Current protein drug discovery is expensive, time-consuming, and often unsuccessful in clinical trials. Existing AI solutions face three main challenges: the inability to optimize multiple protein functions concurrently, heavy reliance on protein structure, and a lack of scalable AI infrastructure in pharmaceutical wet-labs, limiting the development of innovative protein modalities. The DeepSeq.ai platform offers three key features: 1) Scalable AI, which combines synthetic biology, single-cell sorting, and AI active learning to create diverse protein libraries for efficient learning and optimization of sequence patterns across different protein types. 2) Generalized AI, achieved through well-normalized training datasets and proprietary sample preparation techniques, enabling the creation of a versatile protein language model capable of developing safe protein drugs. 3) Interpretable AI, with patented methods for deciphering sequence patterns tied to specific protein functions.
What is the problem?
Current protein drug discovery is costly and time-consuming, taking years and potentially millions of dollars, with a low success rate for entering clinical trials.
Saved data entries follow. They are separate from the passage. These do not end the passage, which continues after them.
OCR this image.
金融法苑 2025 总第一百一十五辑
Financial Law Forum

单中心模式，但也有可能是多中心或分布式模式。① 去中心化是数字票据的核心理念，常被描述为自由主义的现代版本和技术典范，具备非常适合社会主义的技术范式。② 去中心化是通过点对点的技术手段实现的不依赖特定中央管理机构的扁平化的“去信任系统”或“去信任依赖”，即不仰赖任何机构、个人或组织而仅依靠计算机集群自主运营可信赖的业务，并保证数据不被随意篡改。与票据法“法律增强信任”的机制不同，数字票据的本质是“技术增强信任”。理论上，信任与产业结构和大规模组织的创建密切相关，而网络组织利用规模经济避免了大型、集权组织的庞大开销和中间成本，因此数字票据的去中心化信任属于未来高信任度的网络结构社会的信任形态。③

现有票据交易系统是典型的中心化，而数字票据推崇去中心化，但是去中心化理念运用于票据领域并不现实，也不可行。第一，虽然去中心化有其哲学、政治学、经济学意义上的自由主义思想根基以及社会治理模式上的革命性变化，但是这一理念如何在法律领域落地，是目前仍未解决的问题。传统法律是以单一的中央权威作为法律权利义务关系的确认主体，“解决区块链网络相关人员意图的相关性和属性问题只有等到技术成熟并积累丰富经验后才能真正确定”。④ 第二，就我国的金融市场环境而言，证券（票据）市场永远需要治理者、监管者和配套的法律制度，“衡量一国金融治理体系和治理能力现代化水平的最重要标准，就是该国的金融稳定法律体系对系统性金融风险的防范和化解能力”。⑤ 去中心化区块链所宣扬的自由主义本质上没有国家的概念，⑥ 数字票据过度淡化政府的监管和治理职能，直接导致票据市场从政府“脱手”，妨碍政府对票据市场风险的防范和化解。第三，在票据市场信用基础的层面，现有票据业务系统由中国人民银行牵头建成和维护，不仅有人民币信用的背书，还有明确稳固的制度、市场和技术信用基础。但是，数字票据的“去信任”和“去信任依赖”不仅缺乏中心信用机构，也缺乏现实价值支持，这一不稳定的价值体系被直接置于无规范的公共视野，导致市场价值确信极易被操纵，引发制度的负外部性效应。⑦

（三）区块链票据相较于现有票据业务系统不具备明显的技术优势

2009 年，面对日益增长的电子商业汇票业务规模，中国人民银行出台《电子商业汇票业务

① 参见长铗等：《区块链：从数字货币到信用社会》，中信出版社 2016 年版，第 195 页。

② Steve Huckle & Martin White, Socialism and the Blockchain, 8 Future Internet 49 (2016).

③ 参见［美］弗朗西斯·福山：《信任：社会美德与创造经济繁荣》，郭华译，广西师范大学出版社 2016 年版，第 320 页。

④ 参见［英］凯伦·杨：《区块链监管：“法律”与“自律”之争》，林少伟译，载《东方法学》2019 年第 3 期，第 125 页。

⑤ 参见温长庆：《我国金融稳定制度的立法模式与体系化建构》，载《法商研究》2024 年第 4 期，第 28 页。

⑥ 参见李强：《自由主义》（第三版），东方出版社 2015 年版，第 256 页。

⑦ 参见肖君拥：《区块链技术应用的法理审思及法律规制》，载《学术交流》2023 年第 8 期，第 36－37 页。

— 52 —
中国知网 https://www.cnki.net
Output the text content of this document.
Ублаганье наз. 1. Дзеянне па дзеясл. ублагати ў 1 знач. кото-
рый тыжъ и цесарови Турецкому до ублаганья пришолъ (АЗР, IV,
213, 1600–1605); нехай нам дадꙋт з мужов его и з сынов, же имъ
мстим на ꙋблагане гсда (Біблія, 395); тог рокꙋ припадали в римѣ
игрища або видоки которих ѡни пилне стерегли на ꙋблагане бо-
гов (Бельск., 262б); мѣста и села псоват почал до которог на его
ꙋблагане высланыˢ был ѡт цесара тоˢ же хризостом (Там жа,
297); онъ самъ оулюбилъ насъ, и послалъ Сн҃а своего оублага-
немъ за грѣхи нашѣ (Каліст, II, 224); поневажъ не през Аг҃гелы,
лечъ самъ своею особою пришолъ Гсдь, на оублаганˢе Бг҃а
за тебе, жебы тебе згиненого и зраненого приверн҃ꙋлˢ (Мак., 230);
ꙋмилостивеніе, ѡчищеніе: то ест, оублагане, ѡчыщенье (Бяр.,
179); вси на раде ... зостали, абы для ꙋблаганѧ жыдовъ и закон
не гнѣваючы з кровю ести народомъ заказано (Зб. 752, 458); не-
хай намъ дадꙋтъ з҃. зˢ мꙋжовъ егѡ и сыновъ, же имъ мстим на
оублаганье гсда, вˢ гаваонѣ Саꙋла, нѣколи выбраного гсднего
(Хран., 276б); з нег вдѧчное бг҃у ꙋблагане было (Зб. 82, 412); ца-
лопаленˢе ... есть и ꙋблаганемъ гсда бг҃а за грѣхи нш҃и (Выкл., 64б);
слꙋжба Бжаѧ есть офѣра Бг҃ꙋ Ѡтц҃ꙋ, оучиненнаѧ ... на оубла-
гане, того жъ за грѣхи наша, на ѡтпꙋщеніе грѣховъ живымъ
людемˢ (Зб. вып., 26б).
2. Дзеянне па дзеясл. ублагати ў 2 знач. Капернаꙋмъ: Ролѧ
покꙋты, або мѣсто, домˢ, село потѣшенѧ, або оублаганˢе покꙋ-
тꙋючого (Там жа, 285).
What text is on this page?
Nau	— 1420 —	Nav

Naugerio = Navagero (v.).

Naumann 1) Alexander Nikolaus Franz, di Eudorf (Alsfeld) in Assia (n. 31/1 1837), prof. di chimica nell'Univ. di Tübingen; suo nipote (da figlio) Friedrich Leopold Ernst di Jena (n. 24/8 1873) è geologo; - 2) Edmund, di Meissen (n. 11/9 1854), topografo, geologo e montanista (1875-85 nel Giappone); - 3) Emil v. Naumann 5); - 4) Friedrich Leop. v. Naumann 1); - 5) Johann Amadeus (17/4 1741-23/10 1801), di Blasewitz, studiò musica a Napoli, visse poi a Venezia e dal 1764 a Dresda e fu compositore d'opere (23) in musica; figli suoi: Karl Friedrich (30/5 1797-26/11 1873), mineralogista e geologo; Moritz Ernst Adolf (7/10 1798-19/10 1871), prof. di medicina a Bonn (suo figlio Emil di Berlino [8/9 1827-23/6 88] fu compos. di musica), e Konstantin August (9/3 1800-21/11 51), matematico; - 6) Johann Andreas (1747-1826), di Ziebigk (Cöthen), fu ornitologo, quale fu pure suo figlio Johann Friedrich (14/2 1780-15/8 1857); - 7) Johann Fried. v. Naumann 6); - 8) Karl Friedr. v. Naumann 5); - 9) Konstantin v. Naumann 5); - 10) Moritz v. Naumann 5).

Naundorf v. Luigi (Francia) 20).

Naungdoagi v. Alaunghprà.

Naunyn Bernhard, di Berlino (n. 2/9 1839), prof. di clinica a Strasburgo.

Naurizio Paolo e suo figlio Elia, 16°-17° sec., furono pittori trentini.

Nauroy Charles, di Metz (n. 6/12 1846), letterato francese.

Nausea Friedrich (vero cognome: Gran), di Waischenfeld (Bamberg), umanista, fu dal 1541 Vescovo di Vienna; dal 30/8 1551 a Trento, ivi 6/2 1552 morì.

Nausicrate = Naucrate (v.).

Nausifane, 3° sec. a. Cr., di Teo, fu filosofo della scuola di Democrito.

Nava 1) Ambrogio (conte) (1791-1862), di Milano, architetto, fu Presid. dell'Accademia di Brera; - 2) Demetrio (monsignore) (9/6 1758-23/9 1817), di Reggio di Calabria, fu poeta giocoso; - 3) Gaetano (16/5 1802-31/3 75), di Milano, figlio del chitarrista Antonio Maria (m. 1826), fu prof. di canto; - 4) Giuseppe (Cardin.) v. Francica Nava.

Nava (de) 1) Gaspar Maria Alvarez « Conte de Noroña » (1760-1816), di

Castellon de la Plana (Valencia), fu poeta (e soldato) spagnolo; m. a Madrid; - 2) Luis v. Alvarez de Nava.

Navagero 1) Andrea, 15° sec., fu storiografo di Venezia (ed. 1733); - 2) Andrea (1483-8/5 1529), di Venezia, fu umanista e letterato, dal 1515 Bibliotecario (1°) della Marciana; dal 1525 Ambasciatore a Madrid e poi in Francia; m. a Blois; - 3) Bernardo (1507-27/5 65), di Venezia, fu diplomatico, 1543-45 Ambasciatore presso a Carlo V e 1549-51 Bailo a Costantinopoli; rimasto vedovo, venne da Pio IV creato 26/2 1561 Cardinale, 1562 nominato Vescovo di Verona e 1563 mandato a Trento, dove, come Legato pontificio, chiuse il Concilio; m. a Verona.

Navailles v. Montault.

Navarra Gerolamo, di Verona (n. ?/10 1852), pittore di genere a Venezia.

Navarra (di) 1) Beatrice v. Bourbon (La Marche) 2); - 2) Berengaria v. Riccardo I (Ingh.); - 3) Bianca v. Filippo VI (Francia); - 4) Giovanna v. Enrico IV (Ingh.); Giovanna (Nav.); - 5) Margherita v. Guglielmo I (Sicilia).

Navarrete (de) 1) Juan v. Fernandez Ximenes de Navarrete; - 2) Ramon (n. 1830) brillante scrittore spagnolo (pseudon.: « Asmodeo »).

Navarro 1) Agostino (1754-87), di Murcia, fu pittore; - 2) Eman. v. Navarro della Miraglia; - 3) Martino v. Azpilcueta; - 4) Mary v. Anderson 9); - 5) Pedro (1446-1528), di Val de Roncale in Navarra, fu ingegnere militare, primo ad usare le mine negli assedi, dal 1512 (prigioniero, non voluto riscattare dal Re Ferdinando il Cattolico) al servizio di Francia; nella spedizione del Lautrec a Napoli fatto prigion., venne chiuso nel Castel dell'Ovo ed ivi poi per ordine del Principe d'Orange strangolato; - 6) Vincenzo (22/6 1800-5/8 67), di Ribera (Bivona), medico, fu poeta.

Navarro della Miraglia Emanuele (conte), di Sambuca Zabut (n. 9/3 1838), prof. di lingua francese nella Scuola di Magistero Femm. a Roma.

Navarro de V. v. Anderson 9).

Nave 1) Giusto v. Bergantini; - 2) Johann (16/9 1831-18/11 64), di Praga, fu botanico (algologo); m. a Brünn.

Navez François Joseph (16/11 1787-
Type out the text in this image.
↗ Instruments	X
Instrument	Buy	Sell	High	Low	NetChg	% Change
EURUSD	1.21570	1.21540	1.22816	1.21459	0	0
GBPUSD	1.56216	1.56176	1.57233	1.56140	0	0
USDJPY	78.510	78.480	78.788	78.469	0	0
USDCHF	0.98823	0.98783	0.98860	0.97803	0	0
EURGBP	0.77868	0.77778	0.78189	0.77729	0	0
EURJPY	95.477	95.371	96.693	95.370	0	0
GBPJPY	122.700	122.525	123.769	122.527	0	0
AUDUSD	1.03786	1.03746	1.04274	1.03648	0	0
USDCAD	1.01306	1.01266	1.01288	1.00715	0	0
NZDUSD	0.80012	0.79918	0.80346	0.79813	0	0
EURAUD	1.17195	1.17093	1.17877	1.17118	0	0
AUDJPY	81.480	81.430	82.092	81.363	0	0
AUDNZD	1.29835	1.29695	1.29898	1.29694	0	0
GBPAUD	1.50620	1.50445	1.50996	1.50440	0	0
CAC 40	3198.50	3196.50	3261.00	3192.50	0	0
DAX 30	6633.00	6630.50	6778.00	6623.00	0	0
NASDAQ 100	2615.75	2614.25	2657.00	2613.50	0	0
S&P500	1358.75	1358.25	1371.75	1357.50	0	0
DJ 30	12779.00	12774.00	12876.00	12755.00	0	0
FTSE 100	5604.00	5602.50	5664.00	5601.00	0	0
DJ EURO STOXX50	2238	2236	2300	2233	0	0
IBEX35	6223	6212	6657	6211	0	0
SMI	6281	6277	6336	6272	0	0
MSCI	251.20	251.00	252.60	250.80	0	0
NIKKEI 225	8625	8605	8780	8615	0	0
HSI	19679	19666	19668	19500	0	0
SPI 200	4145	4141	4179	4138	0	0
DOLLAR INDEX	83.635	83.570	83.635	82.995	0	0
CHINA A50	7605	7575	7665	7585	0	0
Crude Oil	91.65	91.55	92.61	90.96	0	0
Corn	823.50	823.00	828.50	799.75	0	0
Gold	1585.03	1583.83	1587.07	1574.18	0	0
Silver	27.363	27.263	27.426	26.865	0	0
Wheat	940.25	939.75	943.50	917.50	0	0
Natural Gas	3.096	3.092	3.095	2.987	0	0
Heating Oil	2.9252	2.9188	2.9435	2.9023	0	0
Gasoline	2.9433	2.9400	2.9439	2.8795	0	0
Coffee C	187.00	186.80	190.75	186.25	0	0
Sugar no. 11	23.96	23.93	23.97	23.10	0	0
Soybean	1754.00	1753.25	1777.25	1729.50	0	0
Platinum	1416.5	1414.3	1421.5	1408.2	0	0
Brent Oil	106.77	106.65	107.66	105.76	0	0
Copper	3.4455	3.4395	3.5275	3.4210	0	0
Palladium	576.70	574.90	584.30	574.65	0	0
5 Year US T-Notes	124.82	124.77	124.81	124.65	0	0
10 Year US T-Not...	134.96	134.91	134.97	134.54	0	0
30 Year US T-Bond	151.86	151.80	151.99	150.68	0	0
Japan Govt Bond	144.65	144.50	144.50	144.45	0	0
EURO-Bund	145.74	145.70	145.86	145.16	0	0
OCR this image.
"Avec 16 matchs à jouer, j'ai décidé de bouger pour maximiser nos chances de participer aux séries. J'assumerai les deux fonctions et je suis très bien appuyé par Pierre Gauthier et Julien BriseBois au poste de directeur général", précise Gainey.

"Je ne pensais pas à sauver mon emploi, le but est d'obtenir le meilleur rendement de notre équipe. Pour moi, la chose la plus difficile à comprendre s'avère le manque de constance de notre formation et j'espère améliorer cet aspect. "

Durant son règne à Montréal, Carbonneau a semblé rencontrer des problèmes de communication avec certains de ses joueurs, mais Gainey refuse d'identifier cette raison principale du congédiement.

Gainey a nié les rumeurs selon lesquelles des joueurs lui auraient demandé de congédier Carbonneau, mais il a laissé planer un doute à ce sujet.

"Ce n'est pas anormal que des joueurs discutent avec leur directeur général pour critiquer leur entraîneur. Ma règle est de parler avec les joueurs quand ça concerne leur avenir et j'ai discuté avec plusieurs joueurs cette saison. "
While some AI solutions have been developed, three fundamental problems exist with current technologies: 1) No current solution can effectively optimize multiple protein functions simultaneously, such as binding affinity, immunogenicity, cell expression, and aggregation. This limitation leads to a time-consuming trial-and-error. 2) Existing AI models rely heavily on protein structure, which may not accurately correlate with various protein functions and developability. Additionally, it is very difficult to improve structure-based AI models. 3) The lack of scalable and generalizable AI infrastructure in pharmaceutical wet-labs impedes efficient AI training and results in biased models focusing primarily on antibody CDR regions. This hampers the development of truly innovative protein modalities.
What is their solution?
The DeepSeq.ai platform includes: 1) Scalable AI: They integrate synthetic biology, single-cell sorting, and AI active learning to create diverse protein libraries, enabling efficient learning, optimization of sequence patterns and multiple biological functions across various protein modalities at scale. 2) Generalized AI: Their proprietary sample preparation and DNA extraction techniques generate well-normalized training datasets, allowing their AI platform to rapidly learn biological functions from diverse protein modalities (peptide, enzyme, antibody, etc.). This results in a highly generalized protein language model capable of creating novel, developable, and safe protein drugs. 3) Interpretable AI: Their patented methodology accurately deciphers sequence patterns associated with specific protein functions. This not only provides valuable scientific insights into biology but also facilitates human feedback to enhance the model's accuracy and generalizability.